A l’instar des autres domaines stratégiques, l’industrie du nucléaire, et plus particulièrement celle de 4ème génération, est rentrée dans une nouvelle phase de confrontation entre les deux puissances, les Etats-Unis d’Amérique et la République Populaire de Chine. Au début des années 2000, les deux puissances ont affichés une stratégie d’ouverture et de coopération dans le domaine du nucléaire de 4ème génération, dans une optique mutuelle de partager les avancées technologiques et de mutualiser les efforts associés. Cependant, cette ouverture n’a cessé de favoriser davantage l’industrie chinoise, ce qui a fait inciter l’administration américaine à basculer vers une stratégie d’encerclement cognitif pour contrebalancer l’accroissement de puissance de l’empire asiatique.

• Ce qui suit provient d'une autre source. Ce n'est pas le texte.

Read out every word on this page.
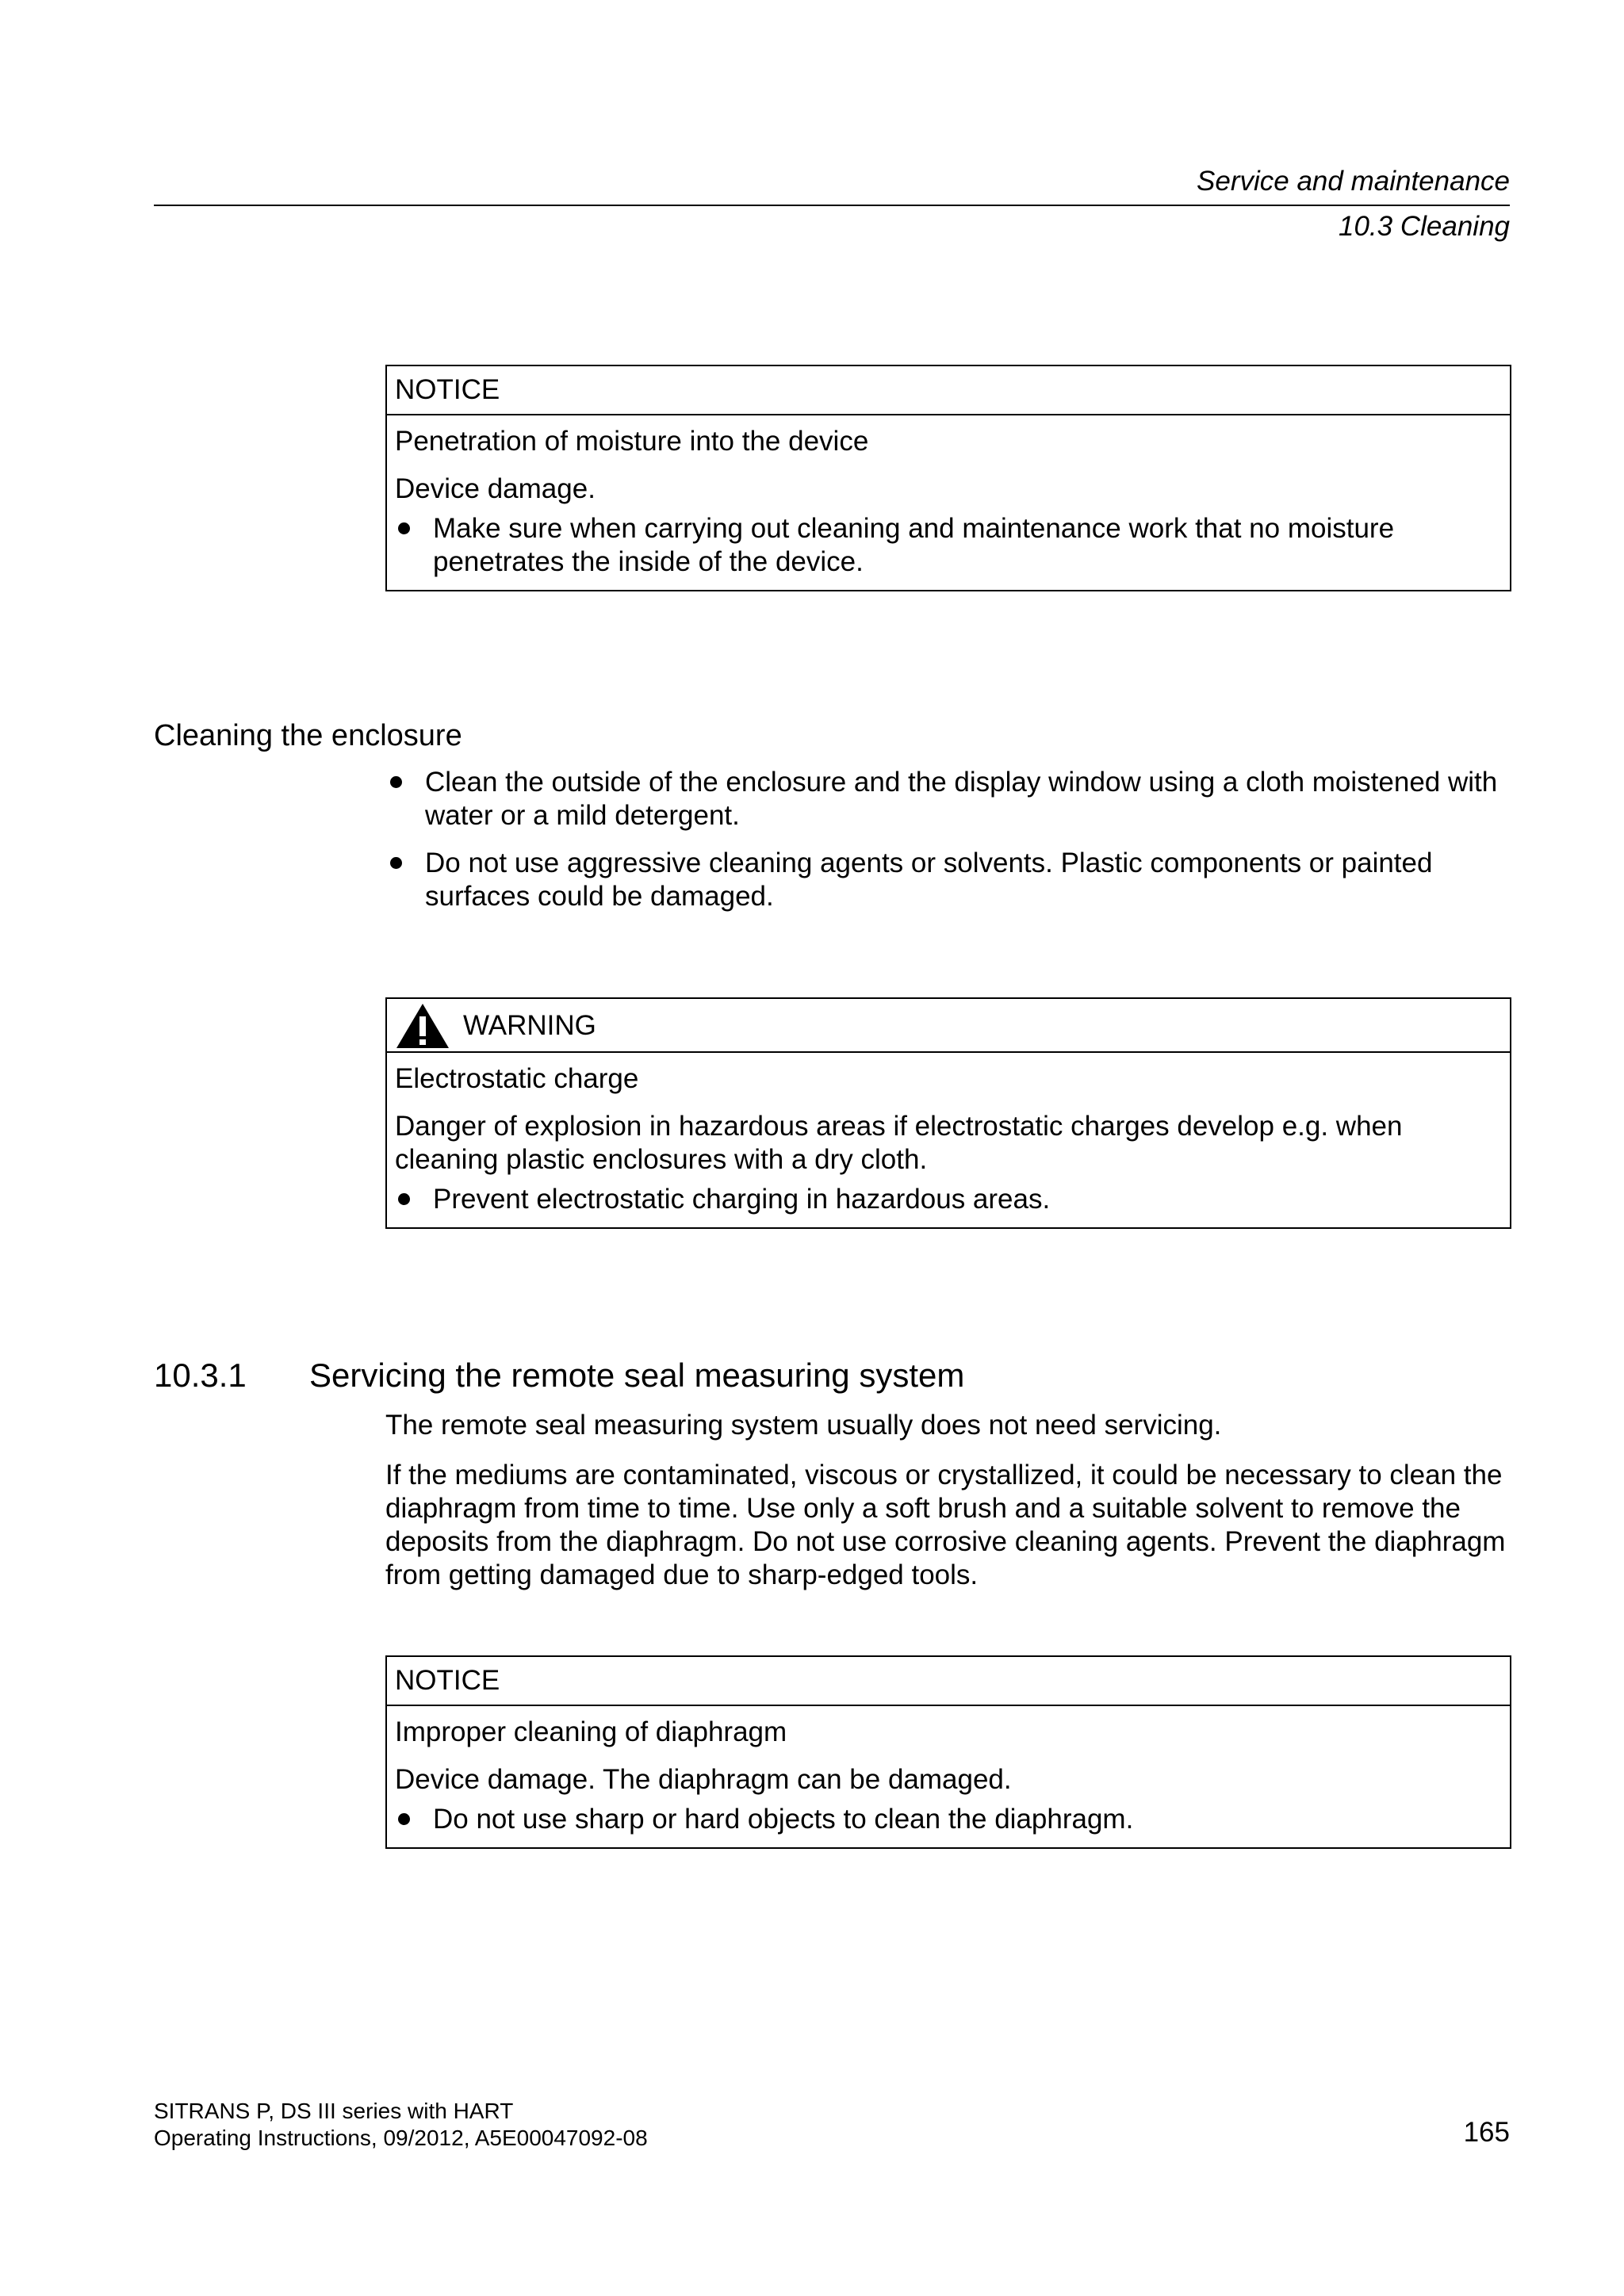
Service and maintenance
10.3 Cleaning
NOTICE

Penetration of moisture into the device

Device damage.

Make sure when carrying out cleaning and maintenance work that no moisture penetrates the inside of the device.
Cleaning the enclosure
Clean the outside of the enclosure and the display window using a cloth moistened with water or a mild detergent.
Do not use aggressive cleaning agents or solvents. Plastic components or painted surfaces could be damaged.
WARNING

Electrostatic charge

Danger of explosion in hazardous areas if electrostatic charges develop e.g. when cleaning plastic enclosures with a dry cloth.

Prevent electrostatic charging in hazardous areas.
10.3.1 Servicing the remote seal measuring system

The remote seal measuring system usually does not need servicing.

If the mediums are contaminated, viscous or crystallized, it could be necessary to clean the diaphragm from time to time. Use only a soft brush and a suitable solvent to remove the deposits from the diaphragm. Do not use corrosive cleaning agents. Prevent the diaphragm from getting damaged due to sharp-edged tools.

NOTICE

Improper cleaning of diaphragm

Device damage. The diaphragm can be damaged.

Do not use sharp or hard objects to clean the diaphragm.
SITRANS P, DS III series with HART
Operating Instructions, 09/2012, A5E00047092-08	165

Une stratégie affichée de coopération entre 2000 à 2017
Pour inciter les différents acteurs du nucléaire de 4ème génération à partager les avancées technologiques dans un cadre de coopération internationale, le département de l’Energie des Etats-Unis Department of Energie (DEA) a initié dès l’année 2000, le forum International de 4ème génération The Generation IV International Forum, groupant des hauts représentants gouvernementaux de neuf pays, dont les Etats-Unis et la Chine, et permettant ainsi d’entamer des discussions sur la collaboration internationale dans le développement de systèmes d'énergie nucléaire de quatrième génération et de constituer un groupe d’experts techniques chargé d’explorer des domaines d’intérêt commun, afin de formuler des recommandations concernant les domaines de recherche et de développement.
Outre ce forum international, cette stratégie d’ouverture a favorisé l’émergence de plusieurs cas de rapprochement entre des acteurs publiques et privés, de différents pays, en quête d’opportunité commercial ou de mutualisation d’investissement dans une industrie nécessitant de gros moyens. L’un des plus remarquable, est la joint-venture signée entre la société américaine terra Power (propriété de Bill Gates) et le géant nucléaire chinois CNNC et dont la création n’a été possible que grâce l’appui des deux gouvernements américain et chinois.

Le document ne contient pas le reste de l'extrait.